Several changes to funding of care of the elderly in the UK have been announced. These changes aim to ease the pressure on the pensioners living in residential care or who need care but remain at home. The changes include the introduction of a cap on care home fees which will come into effect in 2016 and a wider availability of loans from local authorities to fund care.
The threshold for financial assistance will be raised as well. By 2017 you’ll be allowed personal assets of up to £123,000 and still qualify for some state-funded contributions toward the cost of your care. That’s a massive increase from the current limit of just £23,250 in England. This should make funding allocations a lot fairer on elderly citizens whose assets would be greatly stretched if they had to face all payments themselves.
Private pension pots
In addition to state funding though, the Government is also making changes to help us save and pay for our own care more easily. Where will that money come from then? Well, from our pensions apparently. This doesn’t refer to state pensions though. It actually means that private pension providers or insurance brokers will be able to offer options that aid the policy holder to save for the cost of their care later in life. This essentially is your individual choice to make and your money which will ‘supplement’ the cost of care.

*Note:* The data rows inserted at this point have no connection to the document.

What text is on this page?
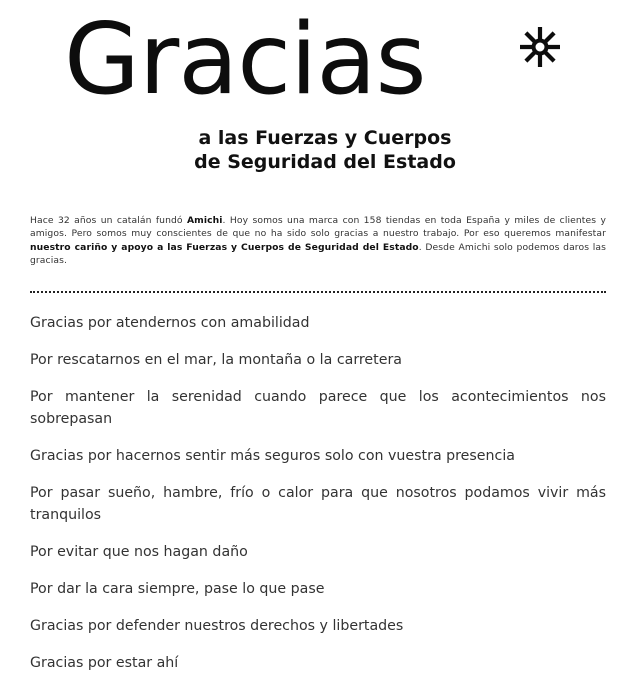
Gracias
a las Fuerzas y Cuerpos
de Seguridad del Estado

Hace 32 años un catalán fundó Amichi. Hoy somos una marca con 158 tiendas en toda España y miles de clientes y amigos. Pero somos muy conscientes de que no ha sido solo gracias a nuestro trabajo. Por eso queremos manifestar nuestro cariño y apoyo a las Fuerzas y Cuerpos de Seguridad del Estado. Desde Amichi solo podemos daros las gracias.

Gracias por atendernos con amabilidad
Por rescatarnos en el mar, la montaña o la carretera
Por mantener la serenidad cuando parece que los acontecimientos nos sobrepasan
Gracias por hacernos sentir más seguros solo con vuestra presencia
Por pasar sueño, hambre, frío o calor para que nosotros podamos vivir más tranquilos
Por evitar que nos hagan daño
Por dar la cara siempre, pase lo que pase
Gracias por defender nuestros derechos y libertades
Gracias por estar ahí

This could be useful for anyone who fails to gain Continuing Healthcare funding but how will this money appear in a means tested assessment for financial contributions from the state?
The idea of supplementing your pension is apparently to “add your own protections to what the state can offer”. Care and Support Minister Norman Lamb speaks positively about the idea saying “There’s something quite attractive in just having one pot of money saved for your old age, whether it’s for your financial security or your care needs.”
He says that involving financial services firms has not been possible before now because there was no cap on care fees. Now because care fees are to be capped at £72,000 over a person’s lifetime that person’s contributions to their pension could be assessed for use toward their elderly healthcare.
How this would work
You would make small contributions to your pension pot, then at the point when you require money for residential healthcare the amount paid out from the pot would count toward your lifetime fees cap.
Growing your money in a private pension over a long period of time would mean the impact of your care bills would be lessened. However the idea that you want to reach the care fees cap faster is nonsensical to me. Reaching the cap is completely dependent on paying £72,000 worth of care costs so making large contributions to your lifetime cap is simply an exercise in spending a lot of money- how has that been made to sound positive?
I can see though that if our money grows well in these types of pensions this a good way of encouraging people to take responsibility for the cost of their own care. Highlighting the need to plan for the future is important. Very little is yet known about what form these pension or insurance products could take but it’s certainly interesting to see state and private bodies working together to find a solution to finding rising care costs.